The new Privatisation Act (Zakon o privatizaciji, “Official Gazette of RS” no. 83/2014), adopted in August 2014, introduced ‘strategic partnership’ as one of the privatization methods. ‘Strategic partnership’ can take the form of a corporate joint venture between the state and an investor or the form of acquisition of shares by strategic investor in exchange for fresh contributions or debt to equity swap. Both forms of ‘strategic partnership’ are now further regulated by the Decree on Strategic Partnership (Uredba o strateškom partnerstvu, “Official Gazette of RS” no. 129/2014) (“Decree“). The exact form of ‘strategic partnership’, the qualification criteria and the main elements of a future contract, including post-closing obligations and remedies in case of non-compliance) are determined by the Government.
‘Strategic investor’ is to be selected in a public tender run by a Government-appointed Committee for implementation of strategic partnership. An invitation for submission of bids has to be published in a daily newspaper regularly distributed on the territory of Serbia and on the web page of the Privatization Agency of the Republic of Serbia (“Privatization Agency“), at least 30 days prior to the bid submission deadline. Following the submission of the bids in a sealed envelope by the bidders, the Committee evaluates the bids, determines their compliance with the qualification criteria and proposes to the Government a ranking list. The Government pronounces the winning bidder. The Privatisation Agency then negotiates the strategic partnership agreement with the winning bidder for a period of up to 45 days from the decision on the winning bidder. Upon the expiry of the negotiations deadline, if the negotiations were successful, the Committee delivers to the Ministry of Economy a report on negotiations, together with a draft agreement on strategic partnership signed-off by both parties and a clearance of the bidder by the Authority for Prevention of Money Laundering. The Ministry of Economy forwards these documents to the Government for a final decision on the signing of the agreement. Once the Government approves the signing, the agreement on strategic partnership should be signed within further 15 days unless this deadline is extended by the Government at its discretion.
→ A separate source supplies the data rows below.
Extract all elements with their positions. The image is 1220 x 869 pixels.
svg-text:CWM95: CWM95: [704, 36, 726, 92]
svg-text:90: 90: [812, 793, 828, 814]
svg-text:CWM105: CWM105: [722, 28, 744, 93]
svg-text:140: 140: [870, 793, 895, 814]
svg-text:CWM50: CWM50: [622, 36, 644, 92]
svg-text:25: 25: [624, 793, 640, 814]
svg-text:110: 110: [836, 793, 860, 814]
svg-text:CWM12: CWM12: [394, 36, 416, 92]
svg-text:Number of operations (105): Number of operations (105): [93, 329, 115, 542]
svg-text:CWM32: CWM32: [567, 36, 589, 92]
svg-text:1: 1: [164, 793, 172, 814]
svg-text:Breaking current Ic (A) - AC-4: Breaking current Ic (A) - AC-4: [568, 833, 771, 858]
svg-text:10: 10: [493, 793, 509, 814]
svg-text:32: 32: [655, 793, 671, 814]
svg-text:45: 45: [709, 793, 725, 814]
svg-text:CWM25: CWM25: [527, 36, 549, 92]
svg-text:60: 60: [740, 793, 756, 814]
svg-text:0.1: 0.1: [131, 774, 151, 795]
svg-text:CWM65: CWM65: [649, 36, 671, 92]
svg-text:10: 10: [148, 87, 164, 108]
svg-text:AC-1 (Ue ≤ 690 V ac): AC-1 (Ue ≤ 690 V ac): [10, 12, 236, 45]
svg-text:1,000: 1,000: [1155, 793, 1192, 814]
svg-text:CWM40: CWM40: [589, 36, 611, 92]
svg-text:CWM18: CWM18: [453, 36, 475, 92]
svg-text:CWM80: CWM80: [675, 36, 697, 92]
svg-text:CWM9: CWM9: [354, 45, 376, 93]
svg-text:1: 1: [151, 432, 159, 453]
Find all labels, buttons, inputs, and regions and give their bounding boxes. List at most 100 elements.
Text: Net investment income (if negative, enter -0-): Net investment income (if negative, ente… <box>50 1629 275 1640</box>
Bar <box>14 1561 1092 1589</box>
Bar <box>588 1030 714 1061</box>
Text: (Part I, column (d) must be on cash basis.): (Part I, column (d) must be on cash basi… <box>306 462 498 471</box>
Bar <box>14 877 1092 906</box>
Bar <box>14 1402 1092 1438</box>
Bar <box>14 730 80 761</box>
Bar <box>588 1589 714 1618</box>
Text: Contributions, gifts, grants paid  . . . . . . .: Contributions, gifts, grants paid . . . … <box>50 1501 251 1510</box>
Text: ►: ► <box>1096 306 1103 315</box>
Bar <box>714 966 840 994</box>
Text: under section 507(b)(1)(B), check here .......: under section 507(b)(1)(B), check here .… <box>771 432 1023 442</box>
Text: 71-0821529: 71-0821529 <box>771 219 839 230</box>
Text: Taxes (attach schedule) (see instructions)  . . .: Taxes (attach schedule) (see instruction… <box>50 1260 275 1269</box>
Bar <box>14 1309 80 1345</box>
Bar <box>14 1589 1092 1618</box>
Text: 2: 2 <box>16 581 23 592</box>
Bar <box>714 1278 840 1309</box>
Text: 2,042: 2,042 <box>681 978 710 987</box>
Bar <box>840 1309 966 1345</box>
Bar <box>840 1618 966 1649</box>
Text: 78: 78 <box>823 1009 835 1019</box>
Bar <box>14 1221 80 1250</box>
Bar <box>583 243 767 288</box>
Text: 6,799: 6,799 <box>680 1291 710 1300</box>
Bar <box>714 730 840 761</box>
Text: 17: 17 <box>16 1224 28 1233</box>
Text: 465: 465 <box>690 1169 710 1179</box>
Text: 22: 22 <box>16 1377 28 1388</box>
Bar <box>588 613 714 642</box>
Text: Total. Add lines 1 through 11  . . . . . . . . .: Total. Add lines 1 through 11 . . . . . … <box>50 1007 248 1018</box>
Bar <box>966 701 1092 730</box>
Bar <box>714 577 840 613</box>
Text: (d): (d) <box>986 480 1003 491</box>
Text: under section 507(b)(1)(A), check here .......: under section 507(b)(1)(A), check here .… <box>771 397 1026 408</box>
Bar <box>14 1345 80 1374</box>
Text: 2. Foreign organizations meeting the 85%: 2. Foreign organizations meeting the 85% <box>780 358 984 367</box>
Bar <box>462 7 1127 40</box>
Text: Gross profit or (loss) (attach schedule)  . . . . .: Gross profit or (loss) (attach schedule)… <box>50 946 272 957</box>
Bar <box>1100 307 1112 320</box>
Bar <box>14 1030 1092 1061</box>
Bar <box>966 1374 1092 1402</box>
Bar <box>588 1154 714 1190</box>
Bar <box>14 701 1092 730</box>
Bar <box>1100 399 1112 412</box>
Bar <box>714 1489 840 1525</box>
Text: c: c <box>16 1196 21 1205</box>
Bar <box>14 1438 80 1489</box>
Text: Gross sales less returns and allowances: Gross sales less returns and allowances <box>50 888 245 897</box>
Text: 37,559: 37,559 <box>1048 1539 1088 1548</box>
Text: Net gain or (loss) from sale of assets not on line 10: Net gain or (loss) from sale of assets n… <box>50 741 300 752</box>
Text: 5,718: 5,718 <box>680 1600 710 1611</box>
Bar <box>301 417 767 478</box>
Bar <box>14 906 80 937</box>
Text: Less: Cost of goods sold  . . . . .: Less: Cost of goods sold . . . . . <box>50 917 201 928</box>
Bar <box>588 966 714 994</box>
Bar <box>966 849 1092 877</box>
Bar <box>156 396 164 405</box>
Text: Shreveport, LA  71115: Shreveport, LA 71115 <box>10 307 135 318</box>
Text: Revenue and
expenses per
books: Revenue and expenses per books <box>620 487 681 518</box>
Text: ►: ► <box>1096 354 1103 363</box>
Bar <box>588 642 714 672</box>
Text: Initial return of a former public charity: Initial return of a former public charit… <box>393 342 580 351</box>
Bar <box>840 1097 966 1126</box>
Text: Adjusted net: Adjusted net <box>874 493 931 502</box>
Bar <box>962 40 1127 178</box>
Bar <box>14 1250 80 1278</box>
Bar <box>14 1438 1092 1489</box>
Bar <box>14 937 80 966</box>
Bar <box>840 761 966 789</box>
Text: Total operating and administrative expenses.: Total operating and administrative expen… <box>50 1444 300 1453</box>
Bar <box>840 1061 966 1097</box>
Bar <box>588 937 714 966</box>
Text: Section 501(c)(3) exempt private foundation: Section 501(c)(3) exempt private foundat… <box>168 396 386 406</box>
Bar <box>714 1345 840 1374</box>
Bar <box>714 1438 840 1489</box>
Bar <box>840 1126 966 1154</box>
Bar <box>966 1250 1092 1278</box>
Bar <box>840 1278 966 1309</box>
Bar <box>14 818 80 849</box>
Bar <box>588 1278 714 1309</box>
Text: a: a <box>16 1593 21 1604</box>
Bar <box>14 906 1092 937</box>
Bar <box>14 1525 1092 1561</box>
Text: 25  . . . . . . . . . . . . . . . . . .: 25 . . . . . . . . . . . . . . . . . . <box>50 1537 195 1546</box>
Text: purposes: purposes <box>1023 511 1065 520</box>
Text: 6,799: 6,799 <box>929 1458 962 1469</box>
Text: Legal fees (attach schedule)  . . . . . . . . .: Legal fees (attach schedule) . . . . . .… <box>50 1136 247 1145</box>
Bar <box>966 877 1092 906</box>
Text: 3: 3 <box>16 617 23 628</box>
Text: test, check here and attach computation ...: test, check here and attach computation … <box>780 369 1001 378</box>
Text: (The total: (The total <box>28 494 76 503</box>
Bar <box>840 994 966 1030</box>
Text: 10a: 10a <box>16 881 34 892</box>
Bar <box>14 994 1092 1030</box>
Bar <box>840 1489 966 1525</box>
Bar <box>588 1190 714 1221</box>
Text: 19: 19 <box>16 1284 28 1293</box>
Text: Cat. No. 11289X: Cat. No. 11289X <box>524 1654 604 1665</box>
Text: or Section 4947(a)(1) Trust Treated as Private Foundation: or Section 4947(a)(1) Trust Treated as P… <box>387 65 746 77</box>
The Privatisation Agency is authorized to control the fulfilment of the post-closing obligations of the strategic partner, based on an auditor’s report and an evaluation by independent expert. The control procedure is to be regulated by a governmental decree. Based on a report received from the Privatisation Agency, the Ministry of Economy determines the status of the post-closing obligations of the strategic partner and, in case of non-compliance, proposes remedial measures to the Government.